Whenever I meet a teenager today, one of the first things I ask them is "what apps do you use most", but the next thing I ask is "how do you find new music".
The answer is usually something like "I don't know, I just sort of find stuff I guess?". Some have said they follow influencer's playlists on YouTube or Spotify, which I guess is the new version of the music director? Or they just get it from Spotify playlists.
But what's missing is a shared cultural experience. In the 90s, everyone at my school knew those 40 songs that the local stations played. They might know other stuff too, but you couldn't avoid those top songs. It's not the same today. And it's the same problem for visual media. We all knew the top movies at the theater, because it was the only place to see new movies. And we all knew the top TV shows because they were only on four major networks.
Kids don't have a shared cultural experience like I did.

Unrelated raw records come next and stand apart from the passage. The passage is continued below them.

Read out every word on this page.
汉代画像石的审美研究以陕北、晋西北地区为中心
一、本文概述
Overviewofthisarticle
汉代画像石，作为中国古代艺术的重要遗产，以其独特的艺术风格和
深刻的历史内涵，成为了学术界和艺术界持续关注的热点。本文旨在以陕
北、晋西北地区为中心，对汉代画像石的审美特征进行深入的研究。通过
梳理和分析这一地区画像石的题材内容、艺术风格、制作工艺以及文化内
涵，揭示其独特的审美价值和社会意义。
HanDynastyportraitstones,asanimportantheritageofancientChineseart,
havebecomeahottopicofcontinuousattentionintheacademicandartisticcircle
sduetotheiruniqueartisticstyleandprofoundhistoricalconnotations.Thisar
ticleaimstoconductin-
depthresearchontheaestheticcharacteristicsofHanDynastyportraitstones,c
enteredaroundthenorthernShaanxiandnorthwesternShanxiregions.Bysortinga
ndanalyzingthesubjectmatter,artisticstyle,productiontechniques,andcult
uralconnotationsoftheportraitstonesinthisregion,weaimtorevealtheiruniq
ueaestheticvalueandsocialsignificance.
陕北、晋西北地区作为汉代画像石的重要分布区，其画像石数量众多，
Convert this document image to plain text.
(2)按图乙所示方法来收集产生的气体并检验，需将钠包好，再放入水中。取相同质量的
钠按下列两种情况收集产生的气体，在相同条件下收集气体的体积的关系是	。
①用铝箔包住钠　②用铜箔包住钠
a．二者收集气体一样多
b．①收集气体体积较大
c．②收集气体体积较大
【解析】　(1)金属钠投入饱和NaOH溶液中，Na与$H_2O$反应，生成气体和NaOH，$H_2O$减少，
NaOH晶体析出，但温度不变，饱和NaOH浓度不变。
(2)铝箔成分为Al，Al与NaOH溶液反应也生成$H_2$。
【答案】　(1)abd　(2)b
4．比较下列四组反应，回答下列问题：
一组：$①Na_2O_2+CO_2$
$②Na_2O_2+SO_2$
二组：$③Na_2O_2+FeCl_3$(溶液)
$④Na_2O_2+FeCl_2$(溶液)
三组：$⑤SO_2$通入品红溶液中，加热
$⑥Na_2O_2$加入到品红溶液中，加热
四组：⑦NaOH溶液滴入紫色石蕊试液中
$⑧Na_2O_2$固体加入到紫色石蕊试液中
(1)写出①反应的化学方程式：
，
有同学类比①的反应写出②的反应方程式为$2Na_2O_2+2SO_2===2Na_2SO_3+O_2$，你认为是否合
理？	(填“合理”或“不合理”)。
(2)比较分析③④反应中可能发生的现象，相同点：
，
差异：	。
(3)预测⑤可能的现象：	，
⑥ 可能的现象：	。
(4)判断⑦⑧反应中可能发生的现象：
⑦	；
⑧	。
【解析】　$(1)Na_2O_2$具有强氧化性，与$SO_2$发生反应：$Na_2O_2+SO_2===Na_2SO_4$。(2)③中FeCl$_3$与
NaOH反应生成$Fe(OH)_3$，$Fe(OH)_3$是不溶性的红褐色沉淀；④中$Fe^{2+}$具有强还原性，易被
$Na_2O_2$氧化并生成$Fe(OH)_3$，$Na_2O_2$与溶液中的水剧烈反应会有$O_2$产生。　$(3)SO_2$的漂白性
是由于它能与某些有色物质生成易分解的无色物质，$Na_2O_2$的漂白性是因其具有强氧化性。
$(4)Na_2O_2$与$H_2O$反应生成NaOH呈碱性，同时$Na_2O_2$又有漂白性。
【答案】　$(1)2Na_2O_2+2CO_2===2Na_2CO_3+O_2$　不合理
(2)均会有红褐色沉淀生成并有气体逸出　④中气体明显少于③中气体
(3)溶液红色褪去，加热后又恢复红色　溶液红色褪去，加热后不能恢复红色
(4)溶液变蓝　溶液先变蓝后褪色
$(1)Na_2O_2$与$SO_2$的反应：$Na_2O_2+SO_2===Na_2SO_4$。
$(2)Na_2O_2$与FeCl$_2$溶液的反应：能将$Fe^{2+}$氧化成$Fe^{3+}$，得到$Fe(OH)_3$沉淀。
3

Seems to be the case, that someone hasn't made the latent fact manifest to themselves, that they are actually on the way to become what they are missing.
In my experience the algorithmic recommendation systems don't do this, I mean they might throw you a wildcard in here or there but I tend to find they overfit on some niche and it just becomes tiresome, and you don't get the commentary from the DJ who might add something like describing who the artist is, what the song's name is and maybe some flavour on the DJs interactions with the artist over time.
Needless to say you get none of that with algorithms. Spotify does recommend some good songs for me regularly and I often add them to “liked” but it’s much lonelier now. Music used to connect me with other people and now it’s just me and my Spotify.